Chapter summary Coalitional games model situations in which players may cooperate to achieve their goals. It is assumed that every set of players can form a coalition and engage in a binding agreement that yields them a certain amount of profit. The maximal amount that a coalition can generate through cooperation is called the worth of the coalition. In this and subsequent chapters we ask which coalitions of players will form, and, if the players are partitioned into a certain collection of coalitions, how each coalition will divide its worth. Specifically, in this chapter we present the model of coalitional games, and introduce various classes of coalitional games: revenue games, cost games, simple games, weighted majority games, market games, sequencing games, spanning tree games, and cost-sharing games. We define the notion of strategic equivalence between games. We then turn to define the notion of a solution concept. A single-valued solution concept is a function that assigns to each coalitional game a vector in ℝ N indicating the amount each player receives.
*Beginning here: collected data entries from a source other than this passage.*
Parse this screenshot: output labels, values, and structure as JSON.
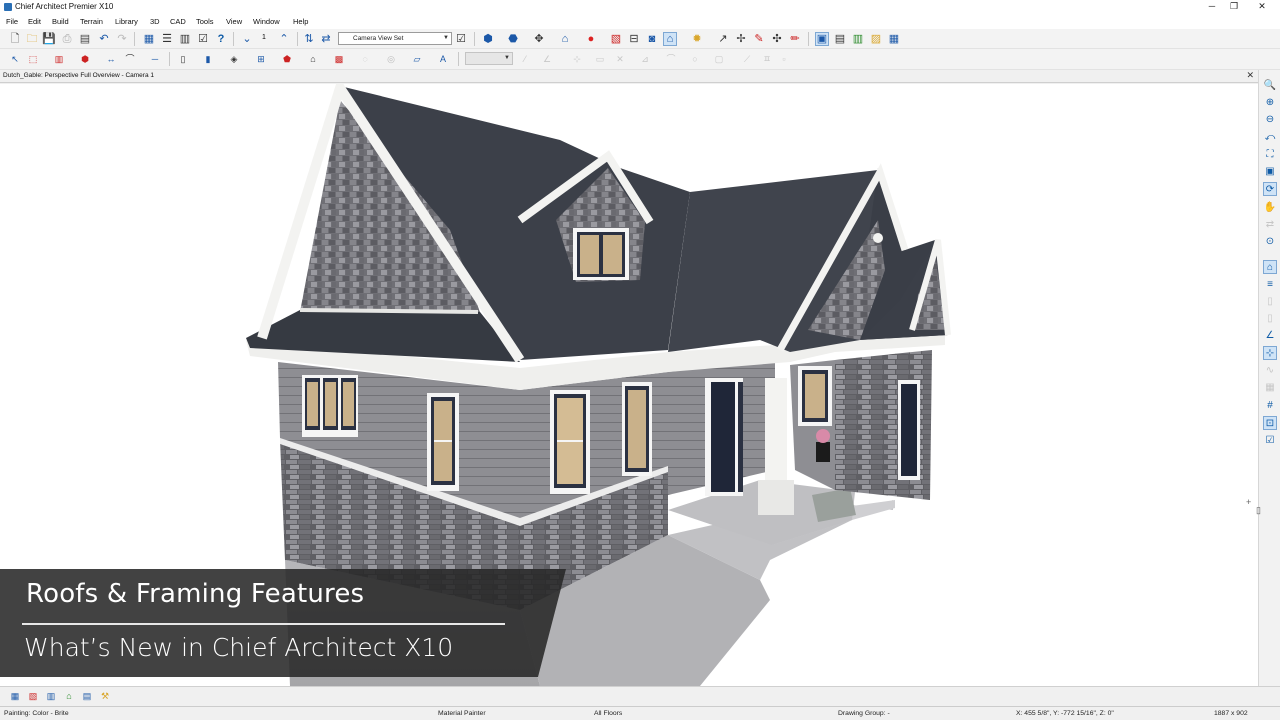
{
  "window": {
    "title": "Chief Architect Premier X10",
    "controls": {
      "minimize": "─",
      "maximize": "❐",
      "close": "✕"
    }
  },
  "menu": [
    "File",
    "Edit",
    "Build",
    "Terrain",
    "Library",
    "3D",
    "CAD",
    "Tools",
    "View",
    "Window",
    "Help"
  ],
  "toolbar1": {
    "page_number": "1",
    "camera_view_set": "Camera View Set"
  },
  "document": {
    "tab_title": "Dutch_Gable: Perspective Full Overview - Camera 1",
    "close": "✕"
  },
  "caption": {
    "heading": "Roofs & Framing Features",
    "subheading": "What’s New in Chief Architect X10"
  },
  "status": {
    "painting": "Painting: Color - Brite",
    "tool": "Material Painter",
    "floors": "All Floors",
    "drawing_group": "Drawing Group: -",
    "coordinates": "X: 455 5/8\", Y: -772 15/16\", Z: 0\"",
    "size": "1887 x 902"
  },
  "colors": {
    "accent_blue": "#0d5aa6",
    "roof": "#3c4049",
    "siding": "#8e8e92",
    "stone": "#6b6b70",
    "trim": "#f2f2f0",
    "caption_bg": "#282828"
  }
}
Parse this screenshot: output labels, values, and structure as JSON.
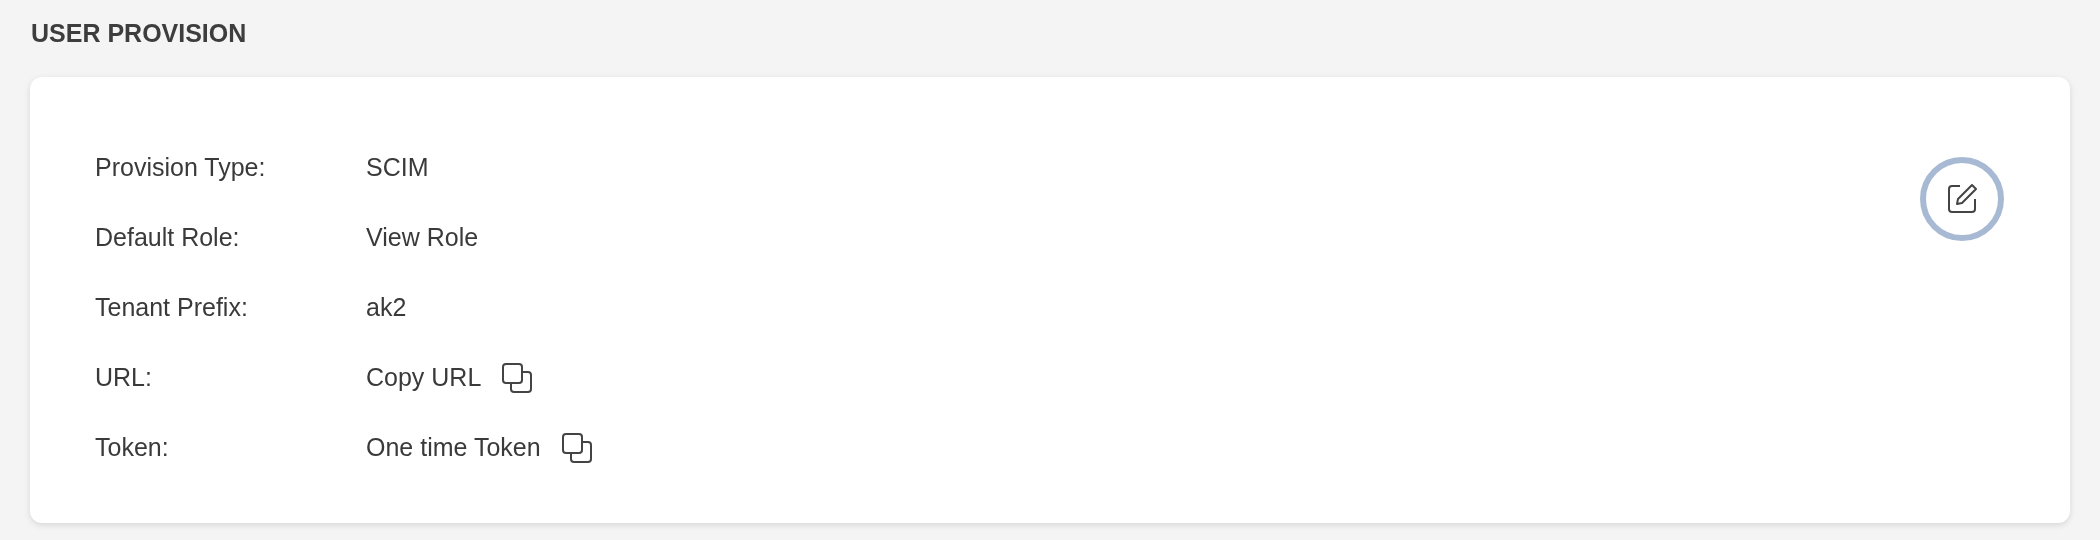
{
  "section_title": "USER PROVISION",
  "fields": [
    {
      "label": "Provision Type:",
      "value": "SCIM",
      "kind": "text"
    },
    {
      "label": "Default Role:",
      "value": "View Role",
      "kind": "text"
    },
    {
      "label": "Tenant Prefix:",
      "value": "ak2",
      "kind": "text"
    },
    {
      "label": "URL:",
      "value": "Copy URL",
      "kind": "copy"
    },
    {
      "label": "Token:",
      "value": "One time Token",
      "kind": "copy"
    }
  ]
}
A set solution concept is a function that assigns to each coalitional game a set of vectors in ℝ N . Single-valued solution concepts model a judge or an arbitrator who has to recommend to the players how to divide the worth of the coalition among its members. A set solution concept may indicate which divisions are more likely than others. Finally, using barycentric coordinates, we introduce a graphic representation of three-player coalitional games.